Look what air travel has come to: Things people try to take on planes--including wild and dangerous beasts!

Ever surprised at what people bring on to the plane?  

I am.  The last time I was waiting at Logan Airport in Boston to board a JetBlue flight to Los Angeles, I was struck by the cultural difference of the people who flew, especially those who were on the originating flight from California and those sitting around me.  A few of the people who were disembarking from CA caught my attention, particularly a young man in his low-twenties who wore a torn tee shirt, baggy shorts, and flips--and who also had decided to carry his belongs from the West to the East in a twirled, green, standard-issue trash bag.  All which got me to thinking about what strange things people appear to carry on to airplanes.  

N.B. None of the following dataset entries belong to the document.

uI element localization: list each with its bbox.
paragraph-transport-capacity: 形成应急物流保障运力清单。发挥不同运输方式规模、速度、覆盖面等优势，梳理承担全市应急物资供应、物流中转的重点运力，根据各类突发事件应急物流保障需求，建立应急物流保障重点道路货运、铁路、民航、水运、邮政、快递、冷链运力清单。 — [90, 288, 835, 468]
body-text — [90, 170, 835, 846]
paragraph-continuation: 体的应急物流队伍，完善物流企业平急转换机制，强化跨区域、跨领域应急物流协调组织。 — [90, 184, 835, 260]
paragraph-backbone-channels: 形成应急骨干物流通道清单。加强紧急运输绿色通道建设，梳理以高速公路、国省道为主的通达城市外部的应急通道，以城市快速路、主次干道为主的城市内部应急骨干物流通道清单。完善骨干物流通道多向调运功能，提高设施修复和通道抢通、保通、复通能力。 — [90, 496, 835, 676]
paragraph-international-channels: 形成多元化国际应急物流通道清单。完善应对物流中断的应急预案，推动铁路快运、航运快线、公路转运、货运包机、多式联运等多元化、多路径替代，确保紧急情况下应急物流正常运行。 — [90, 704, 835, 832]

Carry-ons that didn't make the flight.

In a blog by Bekkie, there's a report of strange things people try to bring on planes--even now, eight years after 9-11:  knives, corkscrews, baseball bats, clubs, 20-in Costa Rican machetes, brass knuckles, nunchucks, golf clubs, 10-pound exercise weights, elective saws, chain saws, samurai swords, even a kitchen sink.  The list goes on.  She even reports that a couple of years ago a traveler tried to bring two gallons of gasoline on a flight because "he didn't want to run out of gas on the way home from the airport."  

Bet you weren't expecting this in the overhead compartment.

In my doing my homework on misguided carry-ons, I was unprepared for the MSNBC story that follows under the head "Crocodile blamed for Congo air crash"...

A crocodile stashed in a duffel bag got loose on an airplane, frightened passengers and led to a crash that killed 20 people on board, according to an inquiry into the accident.  The lone survivor of the crash in the Democratic Republic of Congo told the story to investigators, the U.K.’s Telegraph reported on Thursday. A British pilot was among the dead.

The plane was on a routine domestic flight from the capital of Kinshasa to a regional airport in Bandundu when the bizarre tale unfolded on Aug. 25.

An unnamed passenger had hidden the crocodile in a large duffel bag with the intent of selling the reptile, according to the Telegraph. The animal escaped as the plane approached its destination.  Pandemonium ensued.

"The terrified air hostess hurried towards the cockpit, followed by the passengers," a report obtained by the Telegraph said. The plane then became unstable, "despite the desperate efforts of the pilot." The plane crashed into a home a few hundred feet from the airport, though the people who lived in the residence were not in the house.  The crocodile reportedly survived the crash but was killed by a blow from a machete. 

The aircraft belonged to Filair, a private carrier, and was a Czech-made Let L-410 twin turboprop.  

It's not your father's airline any more.

I remember still, even now fifty years later, a minor-but-real dispute between my father, who was about to depart our house in California on a business trip via an American Airlines transcontinental flight, and my mother who at the last very last minute asked him if he would do her a favor and take some objects to her family he would be near when he arrived on the East coast.  

When she presented him with a brown paper bag in which she had placed the presents, he immediately drew back in shock that she would expect him to take a shopping bag on a commercial flight with other travelers.  After all, he declared, respectable people simply don't do that kind of thing--it was unacceptable to think she'd have him carry on a paper bag on such a flight, it just wasn't to be done!

He departed for the airport without the presents, all dressed up in a suit--just like all the other people who would be on the same flight.  He was pretty sure he didn't want to risk the social judgments of those around him on the way.

Oh my, how different it is today!

Look how far we have all come in the world of commercial air travel...from people who dressed up to go on a trip, to people who wear flip-flops and carry their clothes in twisted trash bags, to those who bring electric saws and gasoline and now...crocodiles!  What under the sun could possibly be next?!!